Now if by a "complete account of the probabilities of the events" one means "to assign probabilities to the mutually exclusive alternative outcomes and that these have to add up to 1", then as we have seen this is exactly what Bayes requires. But notice that "complete account" here simply means slicing up all mutually exclusive events that one is interested in (the technical term is a partition), and this can be as simple as two events (say hit by bus from Company A or from Company B, or being employed of unemployed in Norway). It does NOT mean a complete account of all the complex and ill-defined phenomena that led a person to be hit by a bus, or found in a cafe in Oslo with a diminishing amount of money in their pocket. Once the events of interest are identified, ANY method for assigning priors is fair game.

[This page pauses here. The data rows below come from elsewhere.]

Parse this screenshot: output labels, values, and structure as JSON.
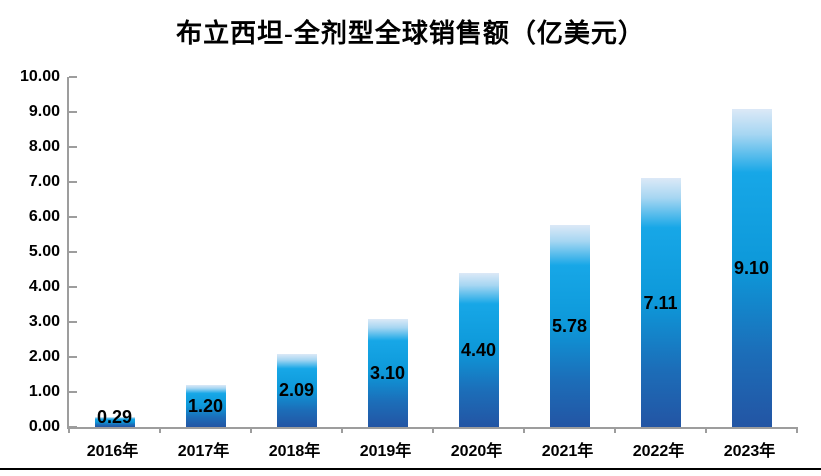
{
  "chart_data": {
    "type": "bar",
    "title": "布立西坦-全剂型全球销售额（亿美元）",
    "categories": [
      "2016年",
      "2017年",
      "2018年",
      "2019年",
      "2020年",
      "2021年",
      "2022年",
      "2023年"
    ],
    "values": [
      0.29,
      1.2,
      2.09,
      3.1,
      4.4,
      5.78,
      7.11,
      9.1
    ],
    "value_labels": [
      "0.29",
      "1.20",
      "2.09",
      "3.10",
      "4.40",
      "5.78",
      "7.11",
      "9.10"
    ],
    "xlabel": "",
    "ylabel": "",
    "ylim": [
      0,
      10
    ],
    "y_tick_step": 1.0,
    "y_tick_labels_top_to_bottom": [
      "10.00",
      "9.00",
      "8.00",
      "7.00",
      "6.00",
      "5.00",
      "4.00",
      "3.00",
      "2.00",
      "1.00",
      "0.00"
    ],
    "grid": false,
    "legend": false,
    "value_label_position": "center-of-bar",
    "colors": {
      "axis": "#9d9d9d",
      "text": "#000000",
      "bottom_border": "#000000",
      "bar_gradient_top_to_bottom": [
        [
          "0%",
          "#dce9f7"
        ],
        [
          "8%",
          "#a6d6f2"
        ],
        [
          "20%",
          "#17a7e7"
        ],
        [
          "50%",
          "#0d98d9"
        ],
        [
          "77%",
          "#1c6db8"
        ],
        [
          "100%",
          "#2355a4"
        ]
      ]
    }
  }
}
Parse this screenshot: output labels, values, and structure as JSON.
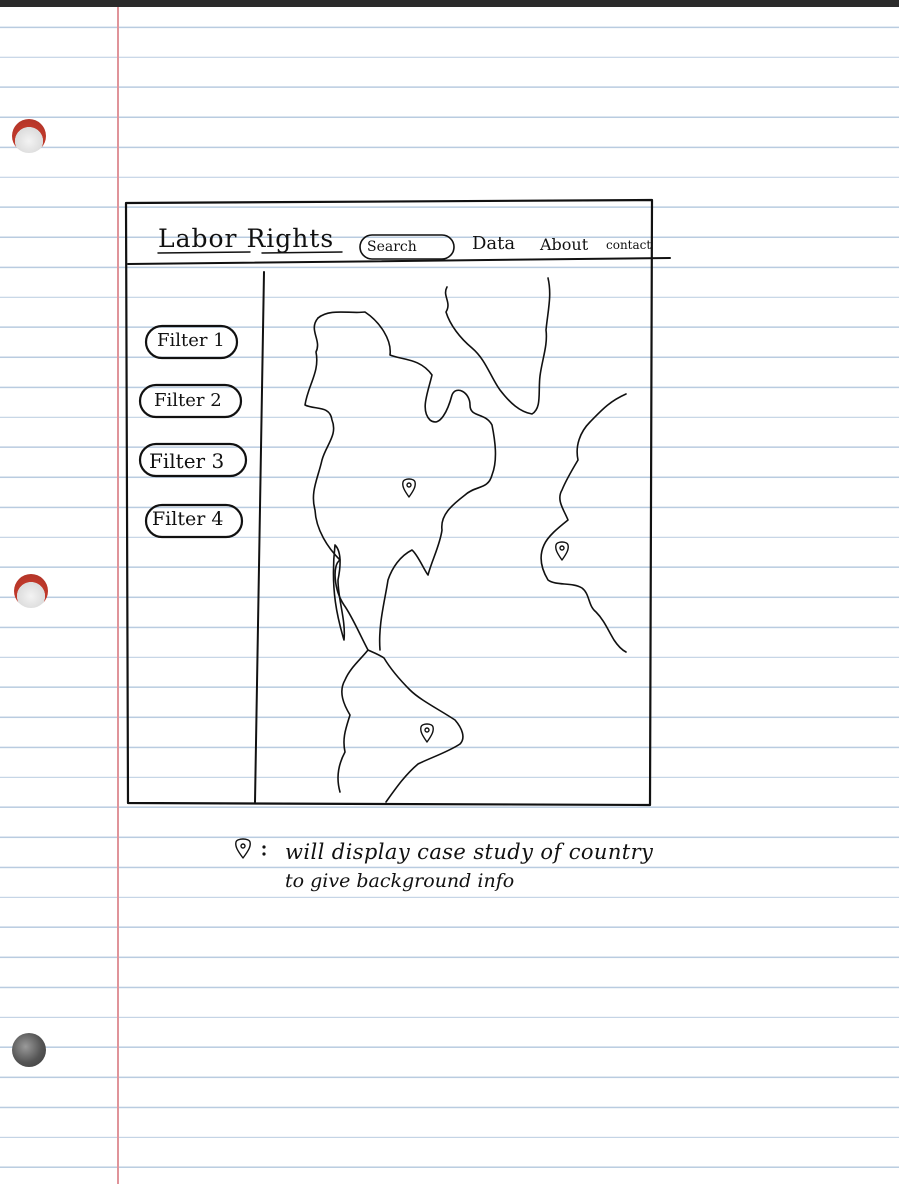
{
  "header": {
    "title": "Labor Rights",
    "search_label": "Search",
    "nav": [
      "Data",
      "About",
      "contact"
    ]
  },
  "sidebar": {
    "filters": [
      "Filter 1",
      "Filter 2",
      "Filter 3",
      "Filter 4"
    ]
  },
  "map": {
    "pins": [
      "pin-north-america",
      "pin-europe",
      "pin-south-america"
    ]
  },
  "note": {
    "pin_symbol": "map-pin-icon",
    "line1": "will display case study of country",
    "line2": "to give background info"
  },
  "colors": {
    "ink": "#111111",
    "rule_line": "#b9cce0",
    "margin_line": "#e0949a"
  }
}
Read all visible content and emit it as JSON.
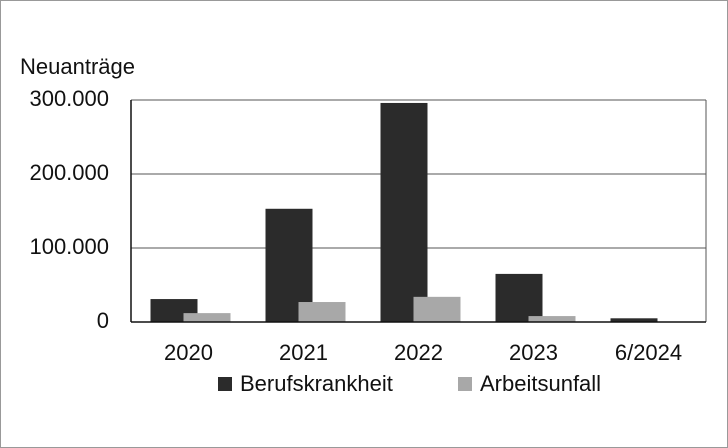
{
  "chart_data": {
    "type": "bar",
    "y_label": "Neuanträge",
    "categories": [
      "2020",
      "2021",
      "2022",
      "2023",
      "6/2024"
    ],
    "series": [
      {
        "name": "Berufskrankheit",
        "color": "#2b2b2b",
        "values": [
          31000,
          153000,
          296000,
          65000,
          5000
        ]
      },
      {
        "name": "Arbeitsunfall",
        "color": "#a8a8a8",
        "values": [
          12000,
          27000,
          34000,
          8000,
          null
        ]
      }
    ],
    "ylim": [
      0,
      300000
    ],
    "yticks": [
      0,
      {
        "value": 100000,
        "label": "100.000"
      },
      {
        "value": 200000,
        "label": "200.000"
      },
      {
        "value": 300000,
        "label": "300.000"
      }
    ],
    "grid": true,
    "legend": "bottom"
  }
}
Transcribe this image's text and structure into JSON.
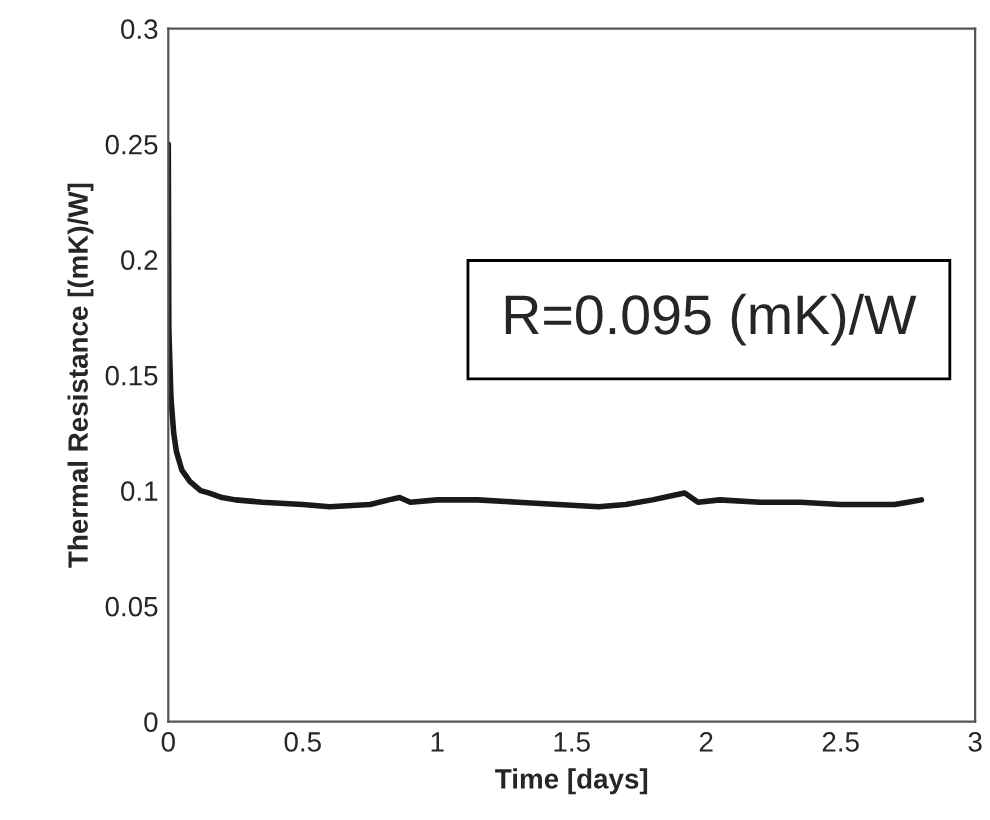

This could be a narrative, or historical data, or an agent-based model for people, buses, and firms.

Finally, about the notion that probabilistic thinking requires strong assumptions about the future, one hears often that because economics (or law, or politics, or baseball) is not ergodic, past experience is no guide to the future, and therefore there's no hope in using probability. As I said elsewhere, Bayes theorem is a way to update beliefs (expressed as probabilities) in face of new information, and as such

could not care less if the prior probabilities change because they are time-dependent, the world changed, or you were too stupid to assign them to begin with. It is only a narrow frequentist view of prediction that requires ergodicity (and a host of other assumptions like asymptotic normality of errors) to be applicable.

A few related exclamations to conclude:

Mathematical models are stories like any other!

Non-ergodicity is the friend of good modellers and story tellers alike!

So is irreducible uncertainty!

Think probabilistically! Estimate nothing!



  1. You make some bold claims. I couldn't help thinking of the case against the Assad regime. It may be that a Bayesian does not care where Kerry's priors come from, but many do. I also do not get your ergodicity argument. Suppose that you have masses of data about a probabilistic process, and then no data for many years. What difference does it make whether you know that the process is probabilistically fixed, or where it is liable to have changed? For example, a roulette wheel that was fair but is now wearing, but you don't know how. Could you do a toy Bayes calculation in the two case?

  2. I never said that the quality of the priors doesn't matter. Poor priors lead to poor bets and ultimately poor outcomes (i.e you loose your bets more often than you win). All I'm saying is that Bayesianism is entirely agnostic about where you get your priors from, while offering a well defined prescription to update them. It's all there in one elegant theorem.

    Also notice that not all evidence is born equally. Strong evidence (as measured by the other conditional probabilities that enter Bayes theorem) correct priors very quickly, whereas weak evidence doesn't.

    So the quality of both the priors and the evidence presented is hugely important. But there are no other hidden assumptions in the argument (e.g symmetry) in either the way to choose priors or to incorporate evidence. Everything is laid out explicitly.

    Same goes for ergodicity. If you have masses of data about a roulette, you can use the data to initially assign your priors as if it was fair. But as you continue playing and realize it is wearing (how quickly you realize depends how obvious the wearing is - e.g it spins once and comes to a screeching halt), you use Bayes theorem to update them.